I attended two meetings hosted by the European movement. The midday meeting had a panel consisting of Hilary Benn, Anna Bird (EM), Will Hutton and Stella Creasy. It would seem to me that Benn is taking a rest from campaigning, although in answer to questions he did make the point that any move to re-join the EU would need to avoid a ‘yo-yo’ effect i.e. that we can only ask to re-join the EU when it ceases to be a partisan issue. He also questions if Labour, even uber Remainers, are ready for another referendum, although I don’t think we’d need one for aligning with the single market. Hutton was vitriolic in his denunciation of the impact of Brexit and mendacity of its advocates. Bird was in-between. There is a recognition that opinion is becoming anti-Brexit, or at least the Brexit we have. But there is no appetite to challenge Labour’s leadership on their inadequate five point plan except from me.

I spoke, starting by stating that this Government was an ERG government and it should be confronted as such. I asked why the EU would agree to mutual professional qualification recognition outside a freedom of movement for labour agreement. They are looking at such a scheme within the EU, but crudely put, why would they take our dollar paid management consultants if we won’t take their hospitality, farm, care, and low paid NHS workers.
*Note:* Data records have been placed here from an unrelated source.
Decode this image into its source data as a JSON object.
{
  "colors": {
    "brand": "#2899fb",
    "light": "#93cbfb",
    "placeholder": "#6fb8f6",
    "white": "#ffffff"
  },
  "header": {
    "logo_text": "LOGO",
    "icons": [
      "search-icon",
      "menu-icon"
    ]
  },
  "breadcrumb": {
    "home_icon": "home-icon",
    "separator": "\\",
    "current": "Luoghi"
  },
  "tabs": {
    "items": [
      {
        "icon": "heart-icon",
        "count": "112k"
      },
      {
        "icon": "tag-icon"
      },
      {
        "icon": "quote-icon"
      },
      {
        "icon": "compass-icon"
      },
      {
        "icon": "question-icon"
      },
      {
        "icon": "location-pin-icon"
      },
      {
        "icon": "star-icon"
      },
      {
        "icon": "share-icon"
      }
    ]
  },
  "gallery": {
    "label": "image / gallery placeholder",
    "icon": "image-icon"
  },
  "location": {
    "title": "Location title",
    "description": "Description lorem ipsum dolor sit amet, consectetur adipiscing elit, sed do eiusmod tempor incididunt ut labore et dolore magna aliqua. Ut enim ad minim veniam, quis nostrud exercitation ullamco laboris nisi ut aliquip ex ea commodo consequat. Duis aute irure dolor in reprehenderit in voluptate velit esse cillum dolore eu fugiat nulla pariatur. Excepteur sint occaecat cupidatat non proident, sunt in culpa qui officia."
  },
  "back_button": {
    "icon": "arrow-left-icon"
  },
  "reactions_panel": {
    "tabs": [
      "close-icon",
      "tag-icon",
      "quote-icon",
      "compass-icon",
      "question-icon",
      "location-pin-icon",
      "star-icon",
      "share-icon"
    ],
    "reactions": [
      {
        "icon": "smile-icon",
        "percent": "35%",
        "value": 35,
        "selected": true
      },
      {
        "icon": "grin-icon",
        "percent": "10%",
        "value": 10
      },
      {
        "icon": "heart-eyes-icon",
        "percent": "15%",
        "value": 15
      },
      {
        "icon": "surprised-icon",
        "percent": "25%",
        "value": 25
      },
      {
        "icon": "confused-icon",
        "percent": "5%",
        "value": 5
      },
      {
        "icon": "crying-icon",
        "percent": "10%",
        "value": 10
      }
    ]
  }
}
I also made the point that border controls are not the only way in which immigration is penalised. We need immigrants to work and the Europeans will not be coming back while the hostile environment is in place. Labour needs to commit to repealing it. This is based on both macro-economic common sense and decency!

I was shocked to read, while checking up for this article, that Labour, in the 2017 manifesto,  committed to the “No recourse to public funds (NRPF)” for migrants, which at its ultimate point leads to children starving and even pregnant women denied hospital assistance. This is part of the hostile environment and should also go!

Bottom line, there’s very little appetite to challenge the leadership, not even over the single market and trade friction. There’s a fear over the politics of the freedom of movement and a denial that we need their low skilled people to run the economy and need their high skilled people to maintain our competitive advantage in bio-sciences research and even in financial services.

The evening meeting reinforced that there is little appetite to pursue even a single market agenda.